Exact compensation of nonlinear distortions requires a predistortion filter that is the exact inverse of the loudspeaker model. Finding the exact inverse of a nonlinear system is not straightforward and poses a challenge in equalizing any nonlinear system including nonlinear loudspeakers. A number of approximate solutions have been tried in the art. These schemes use the Volterra model of the loudspeaker to find a predistortion filter that is an approximation to the loudspeaker's nonlinear inverse. Typically, the approximate inverse has only a linear component and a second order or quadratic component. FIG. 3 illustrates a model in which G1 and G2 are the linear and quadratic parts of the Volterra inverse.
The linear part is typically selected to completely compensate for the loudspeaker's linear distortion (G1=H1−1) as described above. The second order or quadratic component of the predistortion filter is selected to completely compensate for the quadratic distortion of the loudspeaker (G2=H1−1H2H1−1). As a by-product of this compensation scheme, extraneous third, fourth, and higher order nonlinearities are introduced. Higher order (the so-called p-th order) predistortion filters are used to construct a better approximation to the nonlinear inverse. In the case of such filters, higher order nonlinearities are introduced at the loudspeaker output.

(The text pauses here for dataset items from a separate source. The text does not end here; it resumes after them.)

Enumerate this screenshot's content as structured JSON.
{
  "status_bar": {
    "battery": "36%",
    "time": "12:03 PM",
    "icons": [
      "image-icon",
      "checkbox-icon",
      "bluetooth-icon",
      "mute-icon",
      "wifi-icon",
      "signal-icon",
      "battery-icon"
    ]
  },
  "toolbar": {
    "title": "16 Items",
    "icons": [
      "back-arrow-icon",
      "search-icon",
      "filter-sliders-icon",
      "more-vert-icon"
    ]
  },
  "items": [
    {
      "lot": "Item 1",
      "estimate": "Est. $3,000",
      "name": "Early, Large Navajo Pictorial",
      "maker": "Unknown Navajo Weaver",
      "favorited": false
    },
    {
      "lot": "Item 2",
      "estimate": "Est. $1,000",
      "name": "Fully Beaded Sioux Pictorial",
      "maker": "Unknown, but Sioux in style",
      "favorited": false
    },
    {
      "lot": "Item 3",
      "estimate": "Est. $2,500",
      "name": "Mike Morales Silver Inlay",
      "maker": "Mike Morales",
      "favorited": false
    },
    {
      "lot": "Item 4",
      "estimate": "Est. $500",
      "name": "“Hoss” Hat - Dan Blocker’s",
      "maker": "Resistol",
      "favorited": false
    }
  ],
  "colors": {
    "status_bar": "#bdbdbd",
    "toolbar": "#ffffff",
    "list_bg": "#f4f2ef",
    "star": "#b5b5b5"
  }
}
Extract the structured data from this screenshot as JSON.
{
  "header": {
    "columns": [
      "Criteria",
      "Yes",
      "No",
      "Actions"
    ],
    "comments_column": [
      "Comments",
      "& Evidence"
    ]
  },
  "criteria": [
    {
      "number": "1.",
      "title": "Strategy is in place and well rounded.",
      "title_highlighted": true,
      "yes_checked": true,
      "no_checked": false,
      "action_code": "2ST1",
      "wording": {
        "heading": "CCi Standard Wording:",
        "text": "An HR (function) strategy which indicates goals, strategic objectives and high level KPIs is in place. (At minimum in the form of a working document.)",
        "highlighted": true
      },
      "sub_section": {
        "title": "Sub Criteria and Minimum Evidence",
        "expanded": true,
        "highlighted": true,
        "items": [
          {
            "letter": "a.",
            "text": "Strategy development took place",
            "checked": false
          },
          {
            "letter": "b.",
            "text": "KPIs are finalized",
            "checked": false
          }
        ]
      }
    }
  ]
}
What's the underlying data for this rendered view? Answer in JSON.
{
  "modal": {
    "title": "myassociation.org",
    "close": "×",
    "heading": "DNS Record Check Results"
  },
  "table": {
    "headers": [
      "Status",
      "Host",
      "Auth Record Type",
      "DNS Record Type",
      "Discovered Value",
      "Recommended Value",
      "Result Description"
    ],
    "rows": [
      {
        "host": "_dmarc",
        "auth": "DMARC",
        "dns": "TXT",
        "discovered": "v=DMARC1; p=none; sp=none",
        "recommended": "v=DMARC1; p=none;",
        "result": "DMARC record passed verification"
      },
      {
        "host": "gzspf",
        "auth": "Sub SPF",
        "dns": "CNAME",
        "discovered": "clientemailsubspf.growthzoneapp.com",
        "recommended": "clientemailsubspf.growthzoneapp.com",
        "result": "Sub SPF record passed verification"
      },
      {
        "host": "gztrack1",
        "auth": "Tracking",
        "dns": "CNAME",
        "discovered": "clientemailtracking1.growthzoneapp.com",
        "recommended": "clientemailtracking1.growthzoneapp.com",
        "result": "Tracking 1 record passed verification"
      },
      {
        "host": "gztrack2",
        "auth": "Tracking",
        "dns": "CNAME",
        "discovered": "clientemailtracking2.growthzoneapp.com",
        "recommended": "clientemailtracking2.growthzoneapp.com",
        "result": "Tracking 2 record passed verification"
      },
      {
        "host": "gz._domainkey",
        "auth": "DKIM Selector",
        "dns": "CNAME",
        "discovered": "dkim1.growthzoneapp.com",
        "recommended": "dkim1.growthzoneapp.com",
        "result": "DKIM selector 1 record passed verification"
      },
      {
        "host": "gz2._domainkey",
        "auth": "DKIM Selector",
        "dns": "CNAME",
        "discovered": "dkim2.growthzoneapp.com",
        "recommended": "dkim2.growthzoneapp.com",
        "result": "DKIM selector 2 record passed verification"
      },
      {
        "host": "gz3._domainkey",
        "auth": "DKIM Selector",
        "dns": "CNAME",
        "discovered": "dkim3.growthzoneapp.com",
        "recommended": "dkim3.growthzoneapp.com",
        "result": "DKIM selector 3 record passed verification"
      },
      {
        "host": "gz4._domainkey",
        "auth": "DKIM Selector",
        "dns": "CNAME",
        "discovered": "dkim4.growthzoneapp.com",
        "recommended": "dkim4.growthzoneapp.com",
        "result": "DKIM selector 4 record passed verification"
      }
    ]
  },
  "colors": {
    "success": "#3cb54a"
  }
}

The p-th order Volterra inverse converges to the real inverse only if certain conditions are met. For small signal levels, Volterra preinverse improves the perceived sound quality from loudspeakers. For high playback levels (e.g., a sound level required in a multimedia application when the loudspeaker is at about an arm's length from the ear such as in a videophone or teleconferencing with speaker phone as opposed to a low playback level where there is a comfortable sound level when the loudspeaker is close to the ear as in voice communication with cell phones), the p-th order Volterra inverse may not converge to the exact nonlinear inverse and as a result the extra distortions introduced by the predistortion filter may be worse than the original uncompensated loudspeaker distortions. The structure of the p-th order Volterra inverse is such that compensation may be made for linear distortions at a high cost for nonlinear distortions. For large input levels, the third, fourth and higher order distortions become larger than the compensated distortions, thereby rendering the precompensation scheme useless. As a result, the sound quality of the Volterra precompensated loudspeaker may be lower than the uncompensated case. Thus, the nature of the Volterra model of the loudspeaker is such that it leads to an unstable exact nonlinear inverse and therefore results in a pseudo-exact inverse.
The loudspeaker model can be approximated over short time frames using a memoryless Wiener or Hammerstein model. The advantage of this model is that it leads to a guaranteed stable inverse. The disadvantage of this model is that it does not take into account memories of linear and nonlinear kernels and leads to a poor model of the loudspeaker.
Therefore, a method is needed to overcome the limitations of the present schemes at high playback levels.